The Asian Development Bank reports that each hectare of rubber plantation in its Xishuangbanna study area loses an estimated 22.5 tons of soil per year to erosion, and 136.5 tons of water through shrinking groundwater tables. “It’s no surprise that if there’s no consideration of forest protection, then in the next 25 years Xishuangbanna is going to be much drier in the lowlands,” says Zhuang-Fang Yi, the World Agroforestry Centre researcher who is analyzing hydrological changes in the prefecture.
The government has outlined in a recent five-year plan a program to convert under-performing rubber plantations back to natural forest while also planting trees along stream beds to prevent erosion and restore animal and bird habitats. However, Janet Sturgeon of Canada’s Simon Fraser University says the program should target state-owned or state-affiliated rubber companies, but that likely would clash with the political status quo.
“The prefecture government has woken up to the environmental impacts of rubber, but they still want to plant rubber,” says Sturgeon, who has conducted extensive fieldwork in Xishuangbanna. “Their motivation… for their salaries and careers comes from increasing economic growth.”
But some scientists say they are more optimistic that Xishuangbanna can embrace a more holistic approach to rubber cultivation that offers both smallholders and state-owned or -affiliated rubber companies incentives to green their practice. In particular, they suggest intermixing rubber with crops like rice, cacao, coffee, and tea as a way to lessen ecological impacts while sustaining profits and farmer livelihoods.
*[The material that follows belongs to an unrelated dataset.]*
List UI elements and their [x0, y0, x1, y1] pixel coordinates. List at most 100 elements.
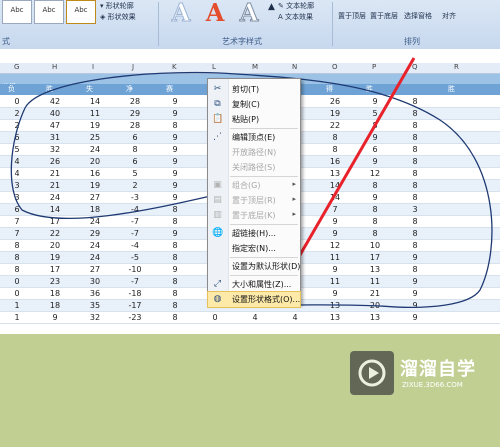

Diversified planting ultimately will be in China’s best interests if it wants to keep its rubber safe from diseases like South American leaf blight, which has devastated rubber crops on that continent, says Gerhard Langenberger, a botanist at the University of Hohenheim in Germany.
Zhou Fabei, the Hunan province native who moved to Xishuangbanna in the early days of its rubber boom, says he is grateful for the economic benefits that rubber has brought to him and his family. But he also knows the landscape, and acknowledges that the signs of ecological damage are increasingly apparent. “Rubber requires so much water that humidity’s decreasing, and it’s getting hotter,” he said recently in a village near Jinhong. “And because we cut the forests down, the animals ran away.”